This is the Rhapsody on Moldavian Themes. It starts off really calmly, with cellos and basses, though pretty soon the rest of the orchestra joins in and the main melody first appears just after 2 minutes. But for me the real joy is after about 6 minutes! There are Weinberg works that I find more beautiful or more moving and I'm sure I'll post those sometime, but I've been addicted to this Rhapsody for a few days now because it brings a smile to my face. Have a listen:
Mieczyslaw Weinberg - Rhapsody on Moldavian Themes
Played by the National Polish Radio Symphony Orchestra, cond. Gabriel Chmura.
Mieczyslav (Moisey) Weinberg (1919-2006) was a Jewish Polish/Russian composer. He was born in Warsaw, where he later studied at the conservatory. The history of his family is tragic, his parents and sister died in the Trawniki concentration camp, but when WWII broke out Weinberg fled to the Soviet Union, settling in Minsk. In 1943 Dmitri Shostakovich convinced him to move to Moscow, and the two became good friends. Weinberg was never a part of the musical elite in Russia, some considered him a bad version of Shostakovich, but at the same time many other composers (and some critics) did love Weinberg's music. Nowadays he is still much less well-known than his contemporaries, though last year the Vredenburg in Utrecht had a small festival dedicated to his music (and of course I am very much regretting not seeing more of those concerts!). Weinberg wrote 22(!) symphonies, 17 string quartets, 7 operas and whole bunch of other music including a requiem. I still have to a lot to explore when it comes to his music, but I'm very excited to do so.

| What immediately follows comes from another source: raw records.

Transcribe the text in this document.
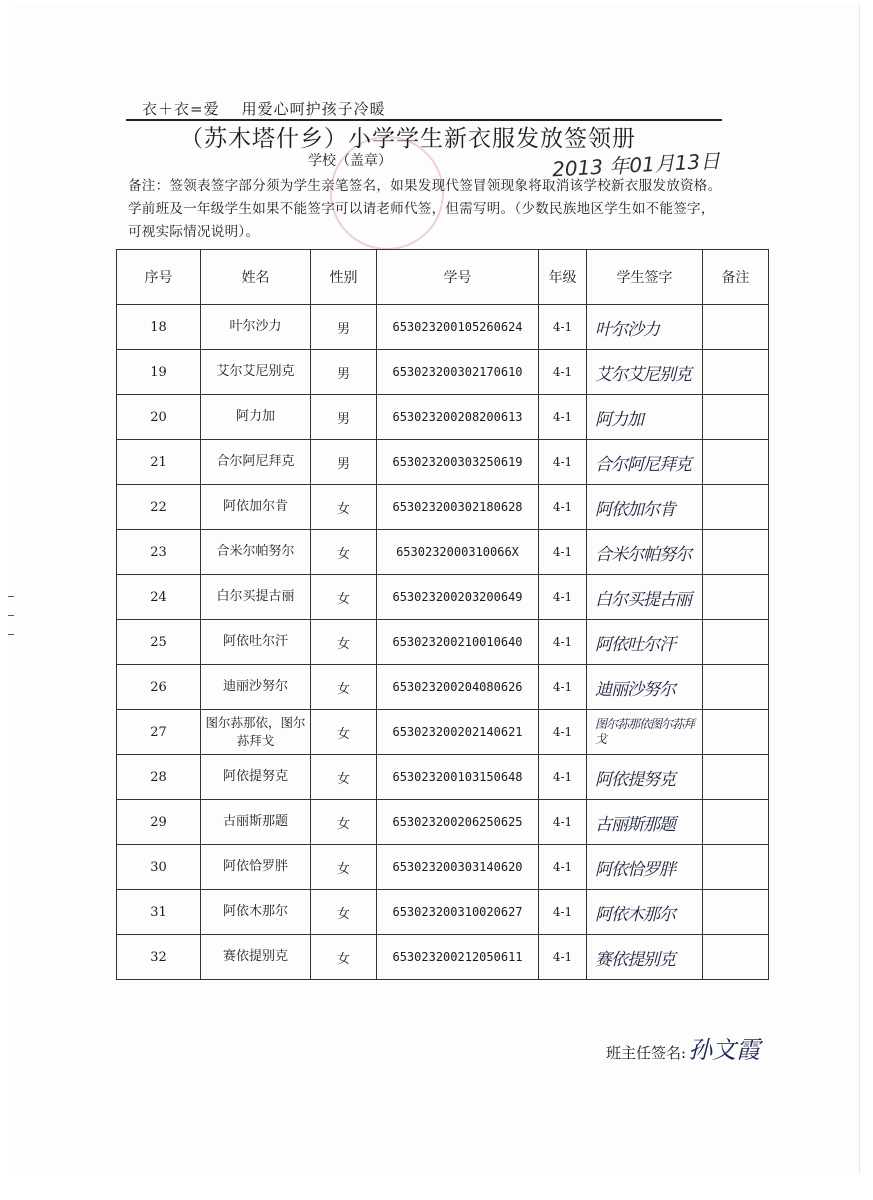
衣＋衣=爱 用爱心呵护孩子冷暖
（苏木塔什乡）小学学生新衣服发放签领册
学校（盖章）	2013 年01月13日
备注：签领表签字部分须为学生亲笔签名，如果发现代签冒领现象将取消该学校新衣服发放资格。学前班及一年级学生如果不能签字可以请老师代签，但需写明。（少数民族地区学生如不能签字，可视实际情况说明）。
序号	姓名	性别	学号	年级	学生签字	备注
18	叶尔沙力	男	653023200105260624	4-1	叶尔沙力	
19	艾尔艾尼别克	男	653023200302170610	4-1	艾尔艾尼别克	
20	阿力加	男	653023200208200613	4-1	阿力加	
21	合尔阿尼拜克	男	653023200303250619	4-1	合尔阿尼拜克	
22	阿依加尔肯	女	653023200302180628	4-1	阿依加尔肯	
23	合米尔帕努尔	女	6530232000310066X	4-1	合米尔帕努尔	
24	白尔买提古丽	女	653023200203200649	4-1	白尔买提古丽	
25	阿依吐尔汗	女	653023200210010640	4-1	阿依吐尔汗	
26	迪丽沙努尔	女	653023200204080626	4-1	迪丽沙努尔	
27	图尔荪那依，图尔荪拜戈	女	653023200202140621	4-1	图尔荪那依图尔荪拜戈	
28	阿依提努克	女	653023200103150648	4-1	阿依提努克	
29	古丽斯那题	女	653023200206250625	4-1	古丽斯那题	
30	阿依恰罗胖	女	653023200303140620	4-1	阿依恰罗胖	
31	阿依木那尔	女	653023200310020627	4-1	阿依木那尔	
32	赛依提别克	女	653023200212050611	4-1	赛依提别克	
班主任签名:孙文霞
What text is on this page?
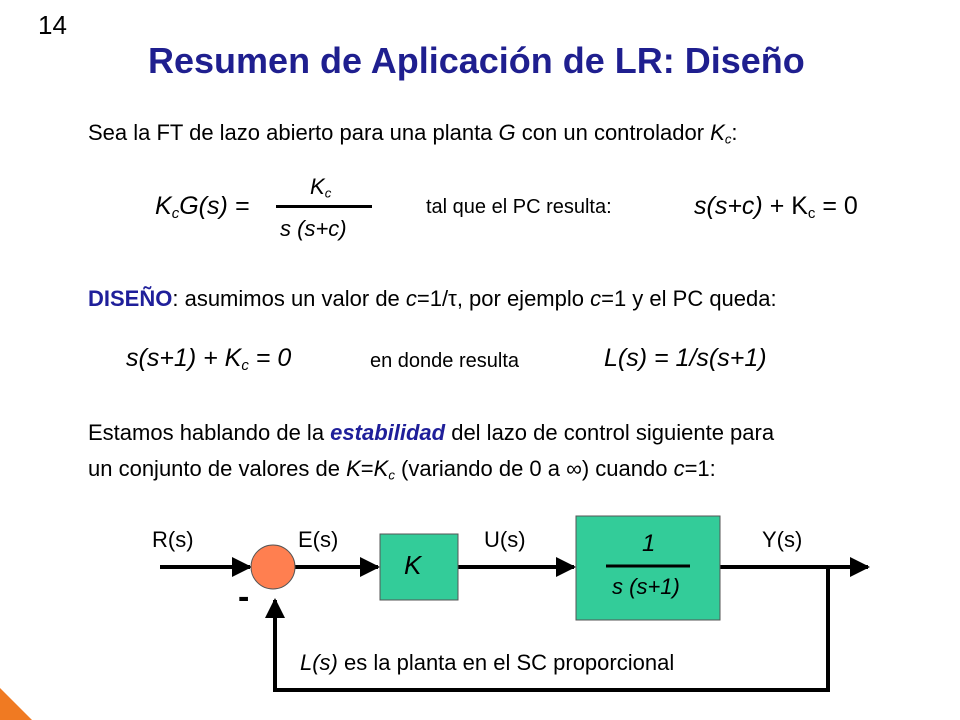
14
Resumen de Aplicación de LR: Diseño
Sea la FT de lazo abierto para una planta G con un controlador $K_c$:
$K_cG(s)$ =
$K_c$
s (s+c)
tal que el PC resulta:	$s(s+c) + K_c = 0$
DISEÑO: asumimos un valor de c=1/τ, por ejemplo c=1 y el PC queda:
$s(s+1) + K_c = 0$	en donde resulta	L(s) = 1/s(s+1)
Estamos hablando de la estabilidad del lazo de control siguiente para
un conjunto de valores de $K=K_c$ (variando de 0 a ∞) cuando c=1:
R(s)	E(s)	U(s)	Y(s)
K
1
s (s+1)
-
L(s) es la planta en el SC proporcional
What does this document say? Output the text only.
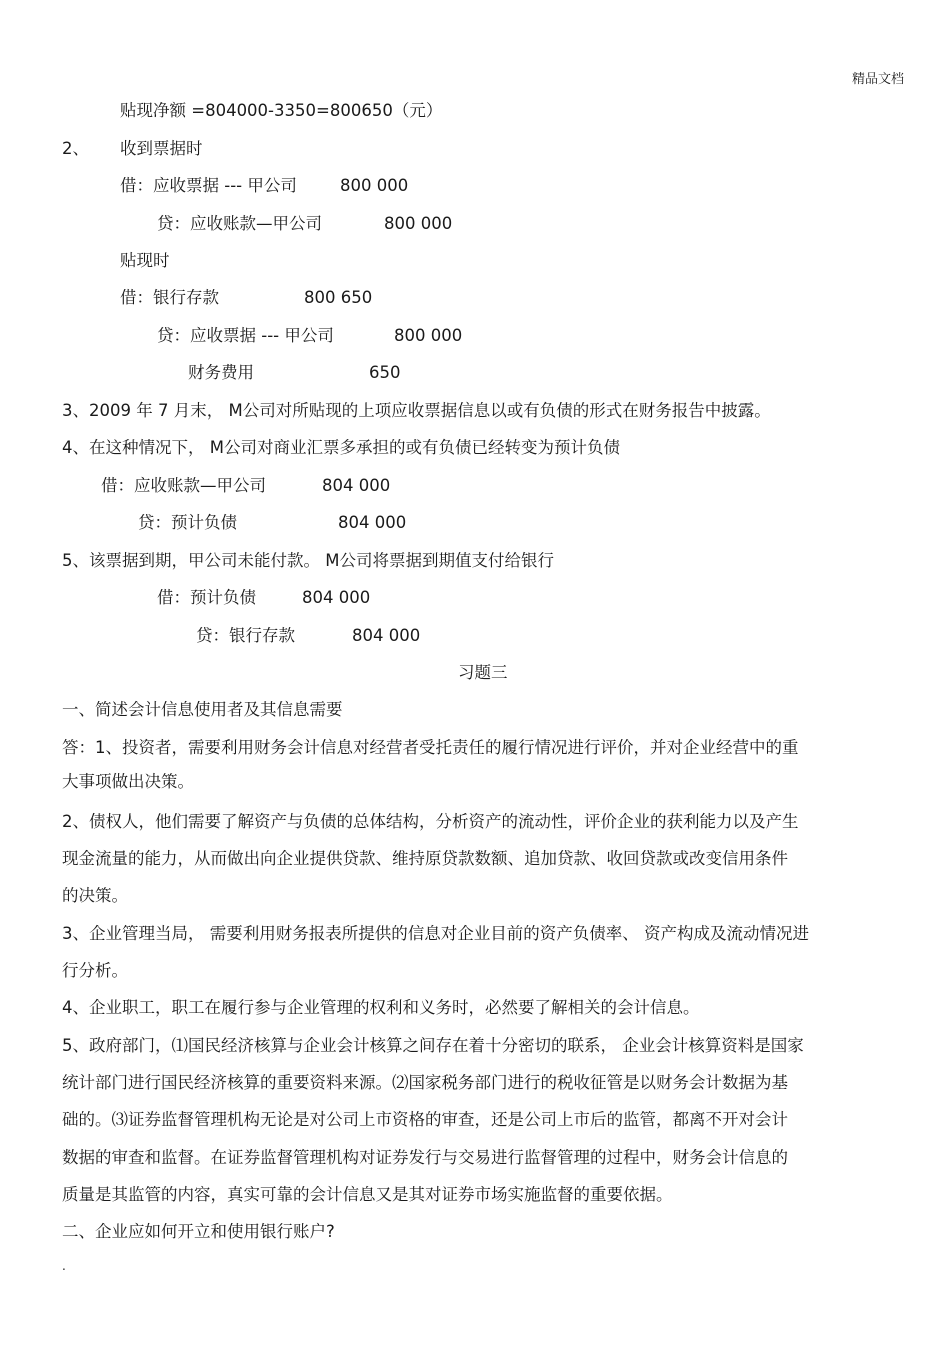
精品文档
贴现净额 =804000-3350=800650（元）
2、 收到票据时
借：应收票据 --- 甲公司	800 000
贷：应收账款—甲公司	800 000
贴现时
借：银行存款	800 650
贷：应收票据 --- 甲公司	800 000
财务费用	650
3、2009 年 7 月末， M公司对所贴现的上项应收票据信息以或有负债的形式在财务报告中披露。
4、在这种情况下， M公司对商业汇票多承担的或有负债已经转变为预计负债
借：应收账款—甲公司	804 000
贷：预计负债	804 000
5、该票据到期，甲公司未能付款。 M公司将票据到期值支付给银行
借：预计负债	804 000
贷：银行存款	804 000
习题三
一、简述会计信息使用者及其信息需要
答：1、投资者，需要利用财务会计信息对经营者受托责任的履行情况进行评价，并对企业经营中的重
大事项做出决策。
2、债权人，他们需要了解资产与负债的总体结构，分析资产的流动性，评价企业的获利能力以及产生
现金流量的能力，从而做出向企业提供贷款、维持原贷款数额、追加贷款、收回贷款或改变信用条件
的决策。
3、企业管理当局， 需要利用财务报表所提供的信息对企业目前的资产负债率、 资产构成及流动情况进
行分析。
4、企业职工，职工在履行参与企业管理的权利和义务时，必然要了解相关的会计信息。
5、政府部门，⑴国民经济核算与企业会计核算之间存在着十分密切的联系， 企业会计核算资料是国家
统计部门进行国民经济核算的重要资料来源。⑵国家税务部门进行的税收征管是以财务会计数据为基
础的。⑶证券监督管理机构无论是对公司上市资格的审查，还是公司上市后的监管，都离不开对会计
数据的审查和监督。在证券监督管理机构对证券发行与交易进行监督管理的过程中，财务会计信息的
质量是其监管的内容，真实可靠的会计信息又是其对证券市场实施监督的重要依据。
二、企业应如何开立和使用银行账户?
.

The Rhapsody on Moldavian Themes was written in 1949. Unfortunately I can't find all that much information on it. It's about 12 to 15 minutes long and its title already gives away where much of its inspiration was taken from. One of the reasons why I like it so much is that although it contains some upbeat catchy melodies it's not a consistently joyful piece. Take the opening for example, which one could perhaps compare to something like Shostakovich's Eight Symphony (and no one could ever call that a happy piece!). It is slow and brooding, almost foreboding. It doesn't betray anything of the energetic and joyous middle part, yet everything flows and everything works well together. I hope at the very least that it makes you remember Weinberg's name and perhaps search out some more of his music.